「政治的公平に関する放送法の解釈について」という総務省の「行政文書」が公開されたが、そこに度々、名前が挙がってくるのが、礒崎陽輔総理補佐官(当時)である。この「行政文書」は平成26年(2014年)11月26日から始まっているのだが、その最初の文章は「磯崎総理補佐官付から放送政策課に電話で連絡」があったというものだ。その連絡内容は「放送法に規定する政治的公平について局長からレクしてほしい」というものであった。
礒崎補佐官は、同文書によると「コメンテーター全員が同じ主張の番組(TBSサンデーモーニング)は偏っているのではないかという問題意識」を持っていたようである。
サンデーモーニングとは、1987年から毎週日曜日に放送されている報道番組だ。司会は関口宏さん。私も同番組を何度も見たことがあるが、確かに、同じような思想的傾向の人をコメンテーターに呼んで、喋らせるイメージが強い。

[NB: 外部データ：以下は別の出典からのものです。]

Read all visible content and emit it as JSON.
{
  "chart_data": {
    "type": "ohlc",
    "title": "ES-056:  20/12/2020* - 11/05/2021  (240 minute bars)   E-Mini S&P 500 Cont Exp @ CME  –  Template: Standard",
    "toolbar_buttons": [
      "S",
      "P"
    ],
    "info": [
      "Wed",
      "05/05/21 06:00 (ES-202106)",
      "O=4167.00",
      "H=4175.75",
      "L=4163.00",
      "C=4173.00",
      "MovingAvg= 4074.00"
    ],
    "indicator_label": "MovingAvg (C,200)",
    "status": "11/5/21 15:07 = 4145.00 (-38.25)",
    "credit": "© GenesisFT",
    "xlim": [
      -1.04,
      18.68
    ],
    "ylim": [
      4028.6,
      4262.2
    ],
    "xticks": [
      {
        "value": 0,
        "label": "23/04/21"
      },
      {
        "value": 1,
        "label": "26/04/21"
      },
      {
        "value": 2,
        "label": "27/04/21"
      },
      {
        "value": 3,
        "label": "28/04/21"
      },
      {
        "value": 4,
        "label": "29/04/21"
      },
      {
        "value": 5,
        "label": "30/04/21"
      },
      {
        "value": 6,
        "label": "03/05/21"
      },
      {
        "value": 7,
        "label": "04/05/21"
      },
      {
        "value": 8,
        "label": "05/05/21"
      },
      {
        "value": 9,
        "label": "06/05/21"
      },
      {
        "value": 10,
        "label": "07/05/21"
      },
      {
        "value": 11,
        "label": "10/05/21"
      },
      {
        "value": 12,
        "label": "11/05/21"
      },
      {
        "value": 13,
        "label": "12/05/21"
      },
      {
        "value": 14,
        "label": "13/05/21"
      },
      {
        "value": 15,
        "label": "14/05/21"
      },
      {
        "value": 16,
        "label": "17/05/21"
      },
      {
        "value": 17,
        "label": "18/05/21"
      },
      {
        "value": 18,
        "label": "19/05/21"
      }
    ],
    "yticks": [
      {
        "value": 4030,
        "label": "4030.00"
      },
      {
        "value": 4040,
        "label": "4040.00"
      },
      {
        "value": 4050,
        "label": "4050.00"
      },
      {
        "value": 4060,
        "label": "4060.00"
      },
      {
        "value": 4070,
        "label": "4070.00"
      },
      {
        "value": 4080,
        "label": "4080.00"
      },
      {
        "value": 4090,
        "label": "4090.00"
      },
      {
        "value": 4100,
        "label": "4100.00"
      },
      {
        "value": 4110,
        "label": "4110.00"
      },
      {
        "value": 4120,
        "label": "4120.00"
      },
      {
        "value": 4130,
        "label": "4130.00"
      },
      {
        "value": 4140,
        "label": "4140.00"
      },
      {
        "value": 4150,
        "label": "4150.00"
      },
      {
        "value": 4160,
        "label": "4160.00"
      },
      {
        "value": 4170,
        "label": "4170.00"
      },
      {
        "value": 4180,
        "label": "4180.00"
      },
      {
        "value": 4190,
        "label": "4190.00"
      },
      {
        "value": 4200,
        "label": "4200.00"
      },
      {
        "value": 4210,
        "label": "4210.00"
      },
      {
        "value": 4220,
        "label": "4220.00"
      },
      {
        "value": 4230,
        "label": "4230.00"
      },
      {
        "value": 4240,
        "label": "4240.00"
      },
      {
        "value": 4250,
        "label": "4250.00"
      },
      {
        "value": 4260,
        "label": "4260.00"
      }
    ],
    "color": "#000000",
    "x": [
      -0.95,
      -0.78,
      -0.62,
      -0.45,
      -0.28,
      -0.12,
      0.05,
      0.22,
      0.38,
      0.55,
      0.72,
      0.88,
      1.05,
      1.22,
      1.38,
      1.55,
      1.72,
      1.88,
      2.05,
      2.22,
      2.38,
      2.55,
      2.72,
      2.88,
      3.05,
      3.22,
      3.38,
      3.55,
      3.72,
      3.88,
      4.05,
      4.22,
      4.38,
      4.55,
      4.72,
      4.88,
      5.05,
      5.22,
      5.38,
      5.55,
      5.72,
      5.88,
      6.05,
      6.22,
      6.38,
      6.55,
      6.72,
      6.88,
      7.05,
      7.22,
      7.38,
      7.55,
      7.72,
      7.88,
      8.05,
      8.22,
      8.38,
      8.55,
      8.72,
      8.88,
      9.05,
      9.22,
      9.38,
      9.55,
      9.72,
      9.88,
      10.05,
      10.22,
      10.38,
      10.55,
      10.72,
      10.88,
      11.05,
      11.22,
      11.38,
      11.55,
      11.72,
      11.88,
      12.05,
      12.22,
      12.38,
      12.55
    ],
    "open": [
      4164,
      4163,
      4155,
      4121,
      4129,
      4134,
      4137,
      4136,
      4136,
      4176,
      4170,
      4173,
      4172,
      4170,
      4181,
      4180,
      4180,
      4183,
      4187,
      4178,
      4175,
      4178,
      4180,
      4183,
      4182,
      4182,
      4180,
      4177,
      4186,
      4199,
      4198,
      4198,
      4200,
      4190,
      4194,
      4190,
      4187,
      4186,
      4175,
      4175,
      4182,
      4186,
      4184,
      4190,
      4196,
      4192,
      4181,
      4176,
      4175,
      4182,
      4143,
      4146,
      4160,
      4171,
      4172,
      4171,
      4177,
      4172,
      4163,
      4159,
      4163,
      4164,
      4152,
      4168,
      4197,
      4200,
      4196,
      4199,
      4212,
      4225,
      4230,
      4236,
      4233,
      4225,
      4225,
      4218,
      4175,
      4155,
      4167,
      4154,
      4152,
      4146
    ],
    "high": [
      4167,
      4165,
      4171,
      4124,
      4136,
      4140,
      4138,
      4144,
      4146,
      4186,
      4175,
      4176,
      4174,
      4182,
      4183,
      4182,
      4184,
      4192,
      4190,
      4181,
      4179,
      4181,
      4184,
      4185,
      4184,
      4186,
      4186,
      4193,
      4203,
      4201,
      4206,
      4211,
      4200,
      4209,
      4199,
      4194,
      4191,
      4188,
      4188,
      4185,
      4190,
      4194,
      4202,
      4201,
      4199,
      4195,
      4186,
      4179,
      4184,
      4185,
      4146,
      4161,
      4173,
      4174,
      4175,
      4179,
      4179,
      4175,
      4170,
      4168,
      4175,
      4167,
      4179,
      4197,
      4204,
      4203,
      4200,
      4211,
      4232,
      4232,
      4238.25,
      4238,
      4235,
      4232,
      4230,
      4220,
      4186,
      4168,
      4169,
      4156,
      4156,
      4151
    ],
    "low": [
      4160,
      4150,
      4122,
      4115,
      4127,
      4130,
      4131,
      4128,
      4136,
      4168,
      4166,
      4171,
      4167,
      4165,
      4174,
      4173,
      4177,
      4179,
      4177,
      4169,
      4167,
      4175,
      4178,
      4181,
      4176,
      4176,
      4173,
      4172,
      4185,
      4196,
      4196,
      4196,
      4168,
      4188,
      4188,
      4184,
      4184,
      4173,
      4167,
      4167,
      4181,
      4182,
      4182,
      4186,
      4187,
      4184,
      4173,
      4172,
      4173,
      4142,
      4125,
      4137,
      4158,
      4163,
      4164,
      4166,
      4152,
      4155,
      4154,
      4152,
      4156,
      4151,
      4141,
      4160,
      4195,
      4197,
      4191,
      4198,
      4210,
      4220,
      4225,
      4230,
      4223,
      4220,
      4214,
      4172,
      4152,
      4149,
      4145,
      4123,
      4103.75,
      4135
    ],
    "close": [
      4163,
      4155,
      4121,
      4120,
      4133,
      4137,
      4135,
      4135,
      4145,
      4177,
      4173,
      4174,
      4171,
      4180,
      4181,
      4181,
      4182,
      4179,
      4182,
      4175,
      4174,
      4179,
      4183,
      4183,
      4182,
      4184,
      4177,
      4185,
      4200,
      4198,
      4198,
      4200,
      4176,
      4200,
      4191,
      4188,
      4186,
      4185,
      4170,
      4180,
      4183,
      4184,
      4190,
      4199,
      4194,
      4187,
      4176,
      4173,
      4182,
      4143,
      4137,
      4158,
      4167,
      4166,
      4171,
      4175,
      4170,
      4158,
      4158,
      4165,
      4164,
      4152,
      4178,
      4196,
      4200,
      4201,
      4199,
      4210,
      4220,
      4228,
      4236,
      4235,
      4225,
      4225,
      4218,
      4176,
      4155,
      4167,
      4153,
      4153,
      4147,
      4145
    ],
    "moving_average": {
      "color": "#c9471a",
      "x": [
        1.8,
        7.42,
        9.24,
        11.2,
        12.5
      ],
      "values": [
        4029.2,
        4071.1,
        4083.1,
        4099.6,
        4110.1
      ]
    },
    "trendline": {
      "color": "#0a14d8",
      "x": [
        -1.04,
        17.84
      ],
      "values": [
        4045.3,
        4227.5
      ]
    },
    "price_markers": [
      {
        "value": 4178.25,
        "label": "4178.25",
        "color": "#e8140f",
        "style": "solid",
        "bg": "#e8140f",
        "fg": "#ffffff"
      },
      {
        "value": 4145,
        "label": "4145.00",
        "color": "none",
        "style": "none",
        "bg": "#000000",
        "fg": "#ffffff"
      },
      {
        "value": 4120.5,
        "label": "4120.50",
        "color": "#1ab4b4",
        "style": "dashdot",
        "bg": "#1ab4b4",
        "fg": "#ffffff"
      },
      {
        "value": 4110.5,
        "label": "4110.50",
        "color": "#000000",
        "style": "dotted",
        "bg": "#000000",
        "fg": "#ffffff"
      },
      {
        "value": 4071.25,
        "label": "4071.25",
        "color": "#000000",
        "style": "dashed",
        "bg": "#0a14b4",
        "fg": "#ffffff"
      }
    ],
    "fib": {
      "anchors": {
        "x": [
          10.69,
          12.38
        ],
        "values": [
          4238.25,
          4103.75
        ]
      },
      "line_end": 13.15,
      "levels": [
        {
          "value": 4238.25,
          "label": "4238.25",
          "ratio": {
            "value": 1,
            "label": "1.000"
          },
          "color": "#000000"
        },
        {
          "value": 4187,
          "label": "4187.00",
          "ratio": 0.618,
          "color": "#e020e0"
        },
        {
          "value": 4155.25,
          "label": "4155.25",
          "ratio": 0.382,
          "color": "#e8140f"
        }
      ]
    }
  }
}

礒崎補佐官は「サンデーモーニングは番組の路線と合わないゲストを呼ばない。 あんなのが(番組として)成り立つのはおかしい」「古館は番組(筆者註・報道ステーション)には出演させる。総理が呼ばれれば総理はけんかするだろう。その意味でもサンデーモーニングは構造的におかしいのではないかということ」(行政文書・平成27年3月6日)と立腹しているのだが、しかし、私はそうした番組があること自体、全然良いと思っている。
例えば、保守系の番組にしても、保守系の言論人ばかりを呼んで喋らせるということも、これまであったはずだ。私はそれも大いに結構だと考えている(礒崎補佐官の考え方を厳格に適用するならば、そうした番組もけしからんという話になってしまうのではないか。しかし、補佐官はそのことに付いては触れていない)。
もちろん、異なる見解の持ち主を呼んで、議論を闘わせる番組もあっても良いし、そちらの方が本当は面白いだろう。それはさておき「行政文書」によると礒崎補佐官は「(究極は)けしからん番組は取り締まるスタンスを示す必要があるだろう」(同前)と述べたというが、私はそのような考え方には反対である。
礒崎補佐官の言う「けしからん番組」とは、単に政権批判をしているから「けしからん」と主張しているように聞こえるからだ。コメンテーター全員が同じ主張の番組は、政権批判をしようがしまいが、保守系でもリベラル系でも「けしからん番組だ。取り締まるべき」というなら、まだ話の筋が通るのだが・・・。
とにかく私は「けしからん番組は取り締まる」という考え方自体に反対である。